La industria hollywoodense busca capitalizar con superproducciones que aspiran a denunciar los principales excesos financieros de ese villano favorito que es Wall Street.
Martin Scorsese.
Martin Scorsese. (EFE)

México

Desde que el colapso financiero mundial de hace algunos años trastocara el estilo de vida en Occidente, por razones evidentes la crisis y las prácticas que llevaron a ella ocupan un papel noticioso importante, y también cada vez más son temas recurrentes en distintas disciplinas artísticas. Han aparecido numerosos documentales, algunas novelas, y la propia industria hollywoodense busca capitalizar el tema con superproducciones que aspiran a denunciar los principales excesos financieros de ese villano favorito que es Wall Street. Los casos de Wall Street 2, de Oliver Stone; El lobo de Wall Street, de Martin Scorsese, y Blue Jasmine, de Woody Allen, quizá sean algunos de los más sonados y visibles.

Sin embargo, me parece que existe un equívoco fundamental detrás de la mayoría de estas visiones, y es que se centran en la historia de los monstruos financieros, su avaricia, su ambición, sus excesos con las drogas y su visión de las mujeres como objetos coleccionables. En todos los casos nos encontramos con villanos bastante burdos, execrables casi desde la primera escena de la película, que fácilmente generan encono y aversión en el espectador. La conclusión sería entonces que son estos grandes barones de Wall Street quienes manipulan al sistema para enriquecerse y en el proceso producir crisis catastróficas que empobrecen al hombre de la calle.

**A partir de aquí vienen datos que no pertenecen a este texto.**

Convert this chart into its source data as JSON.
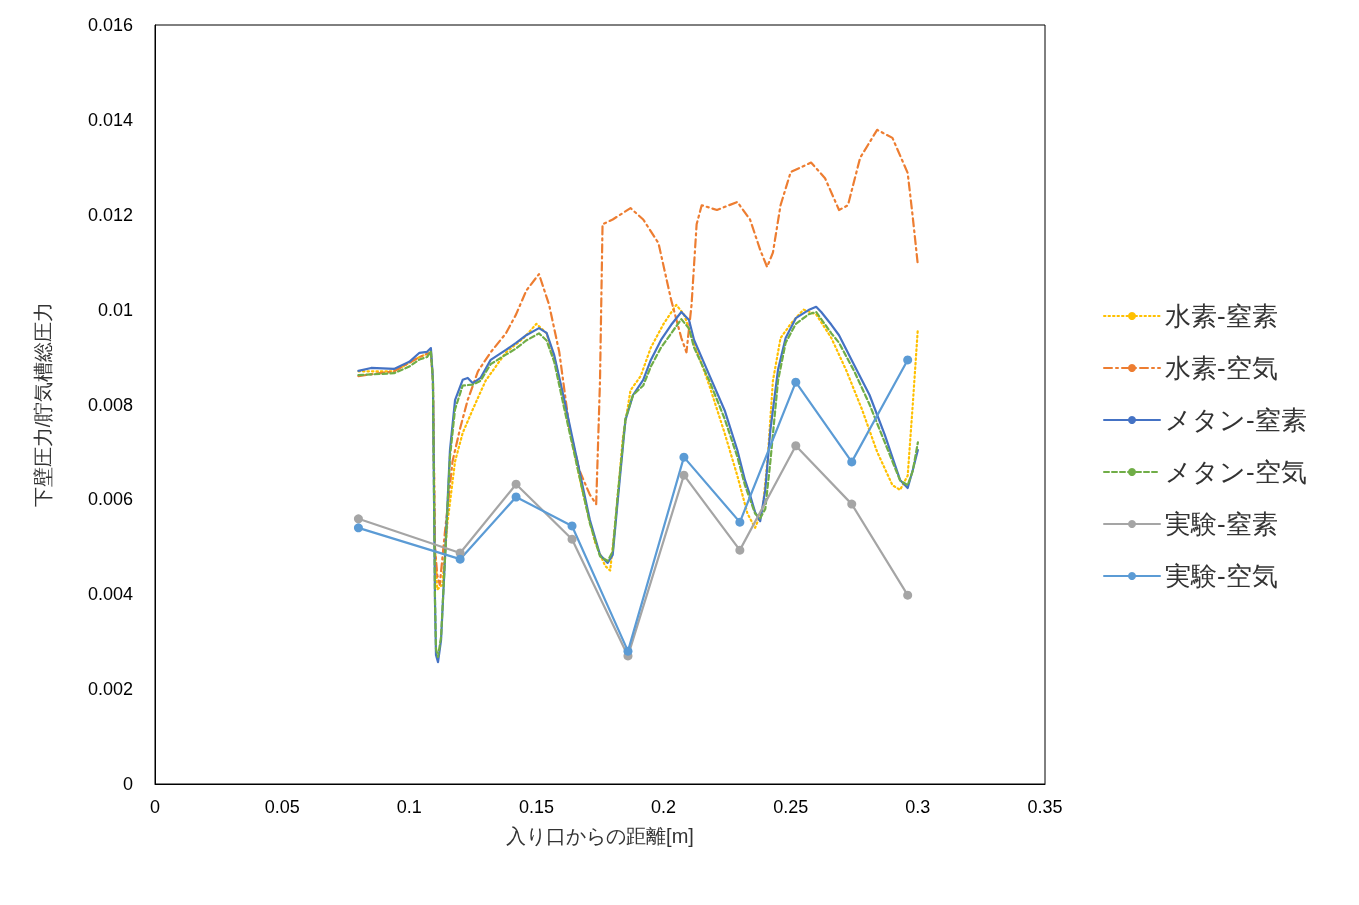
{
  "chart_data": {
    "type": "line",
    "xlabel": "入り口からの距離[m]",
    "ylabel": "下壁圧力/貯気槽総圧力",
    "xlim": [
      0,
      0.35
    ],
    "xticks": [
      0,
      0.05,
      0.1,
      0.15,
      0.2,
      0.25,
      0.3,
      0.35
    ],
    "ylim": [
      0,
      0.016
    ],
    "yticks": [
      0,
      0.002,
      0.004,
      0.006,
      0.008,
      0.01,
      0.012,
      0.014,
      0.016
    ],
    "grid": false,
    "legend": "right",
    "marker": "none",
    "series": [
      {
        "name": "水素-窒素",
        "color": "#ffc000",
        "line_style": "dotted",
        "x": [
          0.08,
          0.094,
          0.104,
          0.1085,
          0.1093,
          0.1101,
          0.111,
          0.113,
          0.115,
          0.118,
          0.121,
          0.125,
          0.13,
          0.138,
          0.145,
          0.15,
          0.154,
          0.158,
          0.163,
          0.168,
          0.173,
          0.177,
          0.179,
          0.181,
          0.184,
          0.187,
          0.191,
          0.195,
          0.2,
          0.205,
          0.208,
          0.212,
          0.218,
          0.224,
          0.229,
          0.233,
          0.236,
          0.239,
          0.241,
          0.243,
          0.246,
          0.25,
          0.255,
          0.26,
          0.266,
          0.272,
          0.278,
          0.284,
          0.29,
          0.293,
          0.296,
          0.298,
          0.3
        ],
        "values": [
          0.0087,
          0.0087,
          0.009,
          0.0091,
          0.0085,
          0.005,
          0.0041,
          0.0042,
          0.0055,
          0.0068,
          0.0074,
          0.0079,
          0.0085,
          0.0091,
          0.0094,
          0.0097,
          0.0095,
          0.0088,
          0.0075,
          0.0062,
          0.0051,
          0.0046,
          0.0045,
          0.0055,
          0.0073,
          0.0083,
          0.0086,
          0.0092,
          0.0097,
          0.0101,
          0.0099,
          0.0093,
          0.0084,
          0.0074,
          0.0065,
          0.0057,
          0.0054,
          0.0058,
          0.0069,
          0.0085,
          0.0094,
          0.0097,
          0.01,
          0.0099,
          0.0094,
          0.0087,
          0.0079,
          0.007,
          0.0063,
          0.0062,
          0.0065,
          0.008,
          0.0096
        ]
      },
      {
        "name": "水素-空気",
        "color": "#ed7d31",
        "line_style": "dashdot",
        "x": [
          0.08,
          0.094,
          0.104,
          0.1085,
          0.1093,
          0.1101,
          0.111,
          0.112,
          0.114,
          0.117,
          0.12,
          0.123,
          0.127,
          0.132,
          0.138,
          0.142,
          0.146,
          0.151,
          0.155,
          0.159,
          0.163,
          0.167,
          0.171,
          0.1735,
          0.175,
          0.176,
          0.18,
          0.187,
          0.192,
          0.198,
          0.203,
          0.207,
          0.209,
          0.211,
          0.213,
          0.215,
          0.221,
          0.229,
          0.234,
          0.238,
          0.2407,
          0.243,
          0.246,
          0.25,
          0.258,
          0.2635,
          0.269,
          0.2725,
          0.2773,
          0.284,
          0.29,
          0.296,
          0.298,
          0.3
        ],
        "values": [
          0.0086,
          0.0087,
          0.009,
          0.0091,
          0.0085,
          0.005,
          0.0044,
          0.0042,
          0.0053,
          0.0068,
          0.0075,
          0.0081,
          0.0087,
          0.0091,
          0.0095,
          0.0099,
          0.0104,
          0.01075,
          0.0101,
          0.0091,
          0.0075,
          0.0066,
          0.0061,
          0.0059,
          0.0085,
          0.0118,
          0.0119,
          0.01214,
          0.0119,
          0.0114,
          0.0102,
          0.0094,
          0.0091,
          0.0101,
          0.0118,
          0.0122,
          0.0121,
          0.01227,
          0.0119,
          0.01126,
          0.0109,
          0.0112,
          0.0122,
          0.0129,
          0.0131,
          0.01277,
          0.0121,
          0.0122,
          0.0132,
          0.01379,
          0.01362,
          0.01288,
          0.01195,
          0.01094
        ]
      },
      {
        "name": "メタン-窒素",
        "color": "#4472c4",
        "line_style": "solid",
        "x": [
          0.08,
          0.085,
          0.094,
          0.1,
          0.104,
          0.107,
          0.1085,
          0.1093,
          0.1101,
          0.1105,
          0.1113,
          0.1125,
          0.114,
          0.116,
          0.118,
          0.121,
          0.123,
          0.125,
          0.128,
          0.132,
          0.138,
          0.142,
          0.146,
          0.151,
          0.154,
          0.157,
          0.161,
          0.166,
          0.171,
          0.175,
          0.178,
          0.18,
          0.182,
          0.185,
          0.188,
          0.192,
          0.195,
          0.199,
          0.203,
          0.207,
          0.21,
          0.212,
          0.218,
          0.224,
          0.229,
          0.232,
          0.234,
          0.236,
          0.238,
          0.24,
          0.242,
          0.245,
          0.248,
          0.252,
          0.257,
          0.26,
          0.262,
          0.266,
          0.269,
          0.275,
          0.281,
          0.287,
          0.293,
          0.296,
          0.298,
          0.3
        ],
        "values": [
          0.00871,
          0.00877,
          0.00875,
          0.0089,
          0.00909,
          0.00911,
          0.00919,
          0.00852,
          0.00388,
          0.00272,
          0.00257,
          0.00304,
          0.00472,
          0.00704,
          0.00809,
          0.00852,
          0.00856,
          0.00845,
          0.00856,
          0.00894,
          0.00915,
          0.0093,
          0.00946,
          0.00961,
          0.00951,
          0.00904,
          0.00809,
          0.00683,
          0.00557,
          0.00483,
          0.00466,
          0.00483,
          0.00599,
          0.00767,
          0.0082,
          0.00852,
          0.00894,
          0.00936,
          0.00968,
          0.00995,
          0.00978,
          0.00936,
          0.00862,
          0.00788,
          0.00704,
          0.00641,
          0.00609,
          0.00573,
          0.00554,
          0.0062,
          0.00746,
          0.00873,
          0.0094,
          0.00982,
          0.00999,
          0.01006,
          0.00995,
          0.00968,
          0.00946,
          0.00883,
          0.0082,
          0.00736,
          0.00641,
          0.00624,
          0.00662,
          0.00704
        ]
      },
      {
        "name": "メタン-空気",
        "color": "#70ad47",
        "line_style": "dashed",
        "x": [
          0.08,
          0.094,
          0.1,
          0.104,
          0.107,
          0.1085,
          0.1093,
          0.1101,
          0.1105,
          0.1113,
          0.1125,
          0.114,
          0.116,
          0.118,
          0.121,
          0.125,
          0.128,
          0.132,
          0.138,
          0.142,
          0.146,
          0.151,
          0.154,
          0.157,
          0.161,
          0.166,
          0.171,
          0.175,
          0.178,
          0.18,
          0.182,
          0.185,
          0.188,
          0.192,
          0.195,
          0.199,
          0.203,
          0.207,
          0.21,
          0.212,
          0.218,
          0.224,
          0.229,
          0.232,
          0.234,
          0.236,
          0.238,
          0.24,
          0.242,
          0.245,
          0.248,
          0.252,
          0.257,
          0.26,
          0.262,
          0.266,
          0.269,
          0.275,
          0.281,
          0.287,
          0.293,
          0.296,
          0.298,
          0.3
        ],
        "values": [
          0.00862,
          0.00866,
          0.0088,
          0.00895,
          0.009,
          0.00912,
          0.0085,
          0.0039,
          0.00285,
          0.00268,
          0.0031,
          0.0047,
          0.0069,
          0.0079,
          0.0084,
          0.00842,
          0.0085,
          0.00885,
          0.00905,
          0.00918,
          0.00935,
          0.0095,
          0.00935,
          0.0089,
          0.0079,
          0.0067,
          0.0055,
          0.0048,
          0.0047,
          0.0049,
          0.0061,
          0.0077,
          0.0082,
          0.0084,
          0.0088,
          0.0092,
          0.0095,
          0.0098,
          0.0096,
          0.0092,
          0.0085,
          0.0077,
          0.0069,
          0.0063,
          0.006,
          0.0057,
          0.0056,
          0.0058,
          0.0068,
          0.0085,
          0.0093,
          0.0097,
          0.0099,
          0.00995,
          0.0098,
          0.0095,
          0.0093,
          0.0087,
          0.008,
          0.0072,
          0.0064,
          0.0063,
          0.0066,
          0.0072
        ]
      },
      {
        "name": "実験-窒素",
        "color": "#a5a5a5",
        "line_style": "solid",
        "marker": "circle",
        "x": [
          0.08,
          0.12,
          0.142,
          0.164,
          0.186,
          0.208,
          0.23,
          0.252,
          0.274,
          0.296
        ],
        "values": [
          0.00559,
          0.00487,
          0.00632,
          0.00516,
          0.0027,
          0.00651,
          0.00493,
          0.00713,
          0.0059,
          0.00398
        ]
      },
      {
        "name": "実験-空気",
        "color": "#5b9bd5",
        "line_style": "solid",
        "marker": "circle",
        "x": [
          0.08,
          0.12,
          0.142,
          0.164,
          0.186,
          0.208,
          0.23,
          0.252,
          0.274,
          0.296
        ],
        "values": [
          0.0054,
          0.00474,
          0.00605,
          0.00544,
          0.0028,
          0.00689,
          0.00552,
          0.00847,
          0.00679,
          0.00894
        ]
      }
    ]
  }
}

Si bien desde luego que hay bastante razón en lo anterior, me parece que el problema principal, ausente en general tanto de estas películas como de la mayoría de los análisis sobre el tema, no son estos monstruos como Bernie Madoff, sino el propio sistema, sus mecanismos, sus motivaciones y el ejército de miles de ejecutivos financieros, entrenados en su mayoría en universidades de gran prestigio con el único fin de saber cómo torcer los límites de lo legal para enriquecerse lo más posible. Es muy posible que a menudo sean padres de familia responsables, decentes, que respetan la ley y donan dinero a organizaciones de beneficencia, mientras educan a sus hijos para reproducir exactamente las mismas ideas que los encumbraron a ellos en primer lugar. Aunque sus vidas no serían dignas de ninguna película de gran presupuesto, este enjambre de villanos de poca monta son quienes sostienen y perpetúan un sistema financiero que en efecto está diseñado para enriquecer a una pequeña cúpula, manipulando y muy a menudo perdiendo el dinero de ese otro ejército: el de los hombres comunes con los suficientes ahorros como para soñar que invirtiendo en el mercado de valores encontrarán por fin una vida mejor.